The silence in the room became heavy, a physical weight pressing against my chest. Obinna’s eyes, which I had always thought were clouded and distant, were now focused—really focused—on me.
“I didn’t tell you,” he said, his voice dropping to a low, steady vibration, “because I needed to know if you were staying with me for who I am, or because I was a safe harbor for your secrets.”
I felt a surge of betrayal so sharp it burned. “Secrets? Obinna, I didn’t have secrets from you. I have scars! Scars you told me didn’t matter!”
“And they don’t,” he said, reaching out to catch my hand, but I flinched away. “But your fear does. For months, I watched you hide. I watched you choose high-collared shirts in the heat of summer. I watched you check the mirrors when you thought I couldn’t see, touching your face with such loathing that it broke my heart.”

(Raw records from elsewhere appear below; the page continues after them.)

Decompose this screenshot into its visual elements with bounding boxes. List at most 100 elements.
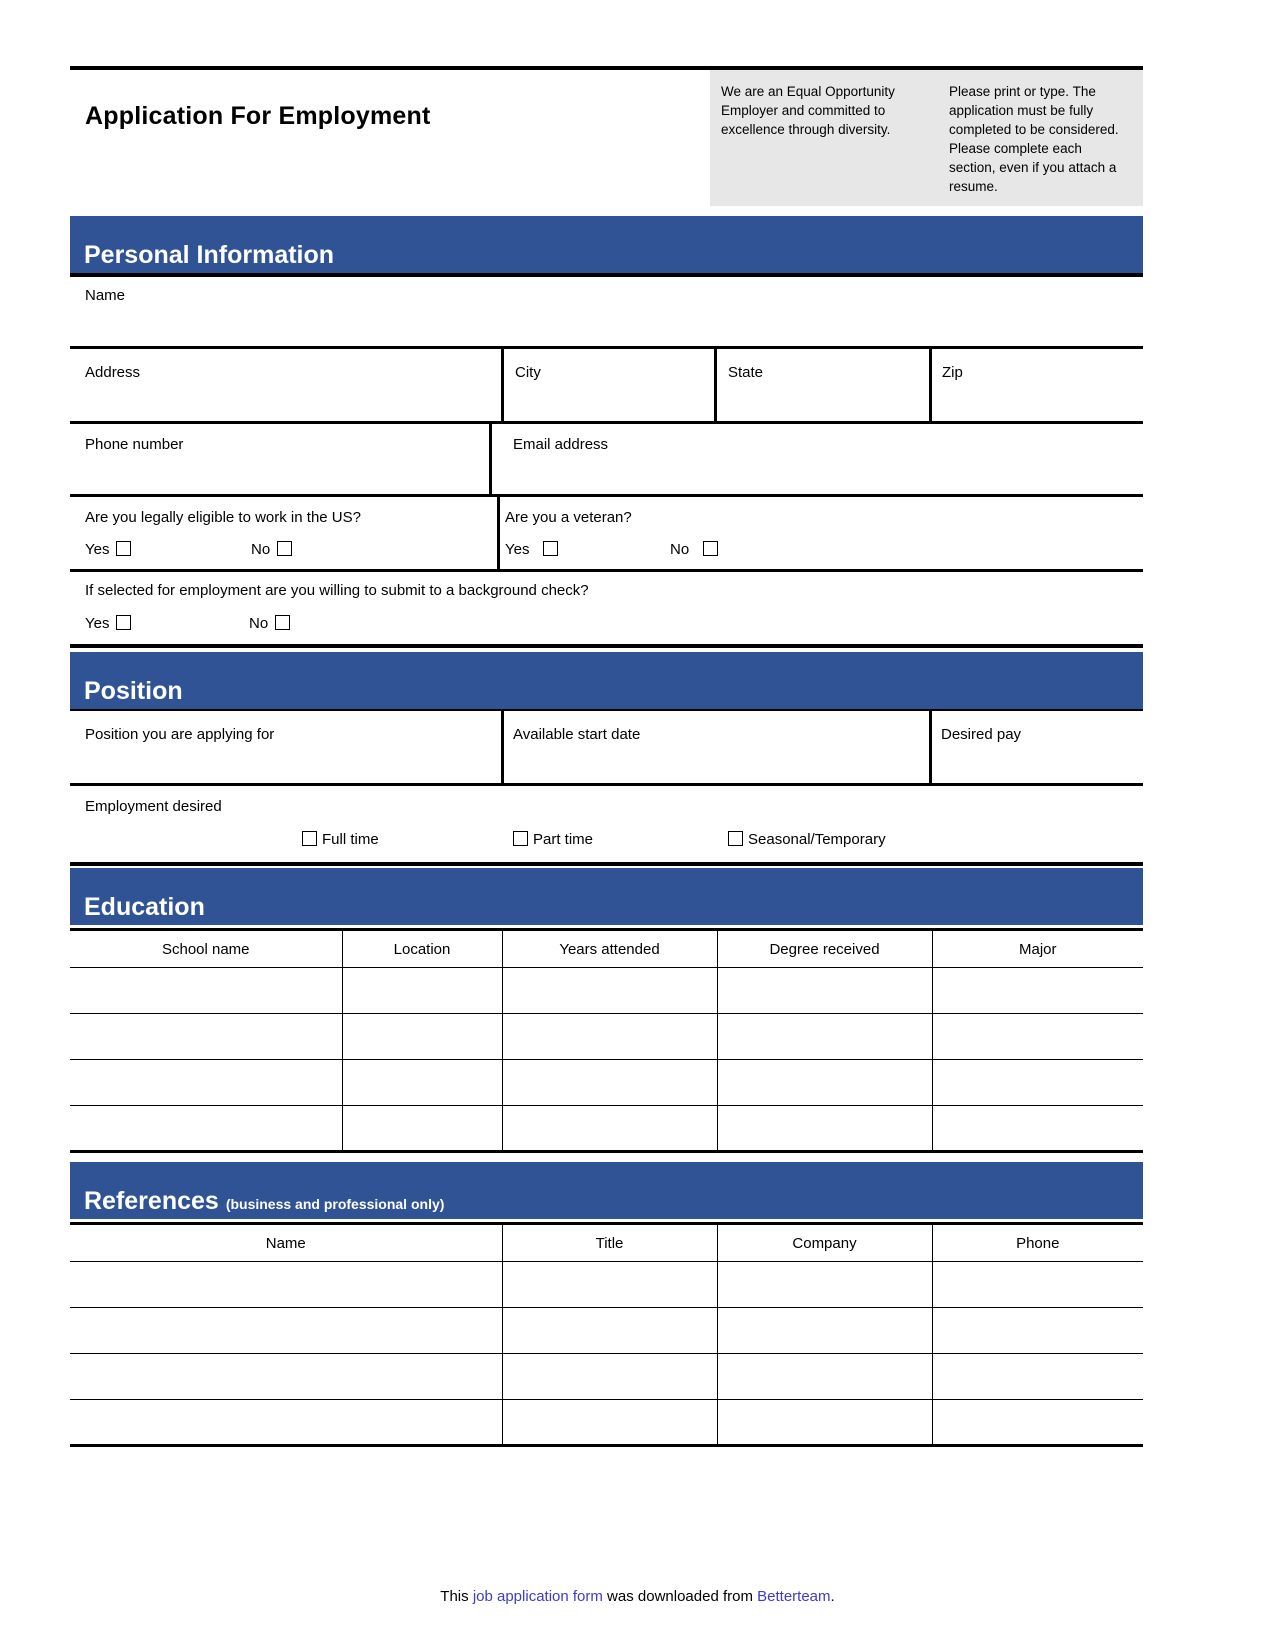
section-title-references: References xyxy=(84,1187,219,1215)
education-cell[interactable] xyxy=(716,1105,933,1152)
rule-below-name xyxy=(70,346,1143,349)
footer-attribution: This job application form was downloaded… xyxy=(0,1588,1275,1605)
eeo-note: We are an Equal Opportunity Employer and… xyxy=(721,84,895,137)
references-cell[interactable] xyxy=(716,1399,933,1446)
background-yes-option[interactable]: Yes xyxy=(85,615,132,631)
references-cell[interactable] xyxy=(931,1307,1143,1354)
footer-link-betterteam[interactable]: Betterteam xyxy=(757,1588,831,1605)
veteran-yes-option[interactable]: Yes xyxy=(505,541,559,558)
education-cell[interactable] xyxy=(501,1059,718,1106)
label-state: State xyxy=(728,364,764,381)
education-cell[interactable] xyxy=(341,967,503,1014)
education-cell[interactable] xyxy=(341,1105,503,1152)
references-cell[interactable] xyxy=(70,1399,503,1446)
references-cell[interactable] xyxy=(501,1399,718,1446)
education-column-header: Major xyxy=(931,929,1143,968)
employment-option-seasonal[interactable]: Seasonal/Temporary xyxy=(728,831,886,847)
checkbox-icon[interactable] xyxy=(302,831,317,846)
education-cell[interactable] xyxy=(70,967,343,1014)
employment-option-part-time[interactable]: Part time xyxy=(513,831,593,847)
page-header: Application For Employment We are an Equ… xyxy=(70,66,1143,210)
table-row[interactable] xyxy=(70,967,1143,1014)
table-row[interactable] xyxy=(70,1353,1143,1400)
references-cell[interactable] xyxy=(501,1261,718,1308)
veteran-no-option[interactable]: No xyxy=(670,541,719,557)
table-row[interactable] xyxy=(70,1307,1143,1354)
background-no-option[interactable]: No xyxy=(249,615,291,632)
label-available-start-date: Available start date xyxy=(513,726,641,743)
references-table: Name Title Company Phone xyxy=(70,1222,1143,1447)
table-row[interactable] xyxy=(70,1399,1143,1446)
education-cell[interactable] xyxy=(716,1059,933,1106)
table-row[interactable] xyxy=(70,1261,1143,1308)
section-header-education: Education xyxy=(70,868,1143,925)
checkbox-icon[interactable] xyxy=(116,541,132,556)
references-cell[interactable] xyxy=(716,1307,933,1354)
label-phone-number: Phone number xyxy=(85,436,184,453)
footer-link-job-application-form[interactable]: job application form xyxy=(472,1588,603,1605)
checkbox-icon[interactable] xyxy=(703,541,719,556)
references-cell[interactable] xyxy=(501,1307,718,1354)
education-cell[interactable] xyxy=(716,967,933,1014)
checkbox-icon[interactable] xyxy=(513,831,528,846)
employment-option-label: Part time xyxy=(533,831,594,848)
checkbox-icon[interactable] xyxy=(543,541,559,556)
references-cell[interactable] xyxy=(501,1353,718,1400)
instructions-note: Please print or type. The application mu… xyxy=(949,84,1119,194)
references-cell[interactable] xyxy=(70,1261,503,1308)
references-cell[interactable] xyxy=(931,1353,1143,1400)
education-cell[interactable] xyxy=(931,1013,1143,1060)
references-cell[interactable] xyxy=(716,1353,933,1400)
label-zip: Zip xyxy=(942,364,963,381)
personal-bar-underline xyxy=(70,273,1143,277)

“You lied to me,” I whispered, the wedding dress now feeling like a shroud. “Every time you told me I looked beautiful these last few months, you were watching me? You were testing me?”
“I wasn’t testing you, Amara. I was waiting for you to trust me enough to show me yourself. I wanted to see if, once I had my sight back, you would still be the woman who laughed freely in the dark, or if you would turn back into the ghost who hides in the light.”
He stood up, walking toward the window. He moved with a grace he hadn’t shown before—no fumbling, no reaching for walls. It was the movement of a man who knew exactly where he was.
“The surgery was successful,” he continued, looking out at the city lights. “But the world I saw wasn’t as kind as the one I heard. I saw the way people looked at you in the grocery store when they thought I wasn’t looking. I saw the pity. And then I saw you—how you’d shrink, how you’d use me as a shield. I realized then that if I told you I could see, you’d never marry me. You’d think I was just another pair of eyes judging your skin.”
“So you trapped me?” I felt the heat rising in my neck, the familiar itch of my scarred skin. “You let me marry you under a lie?”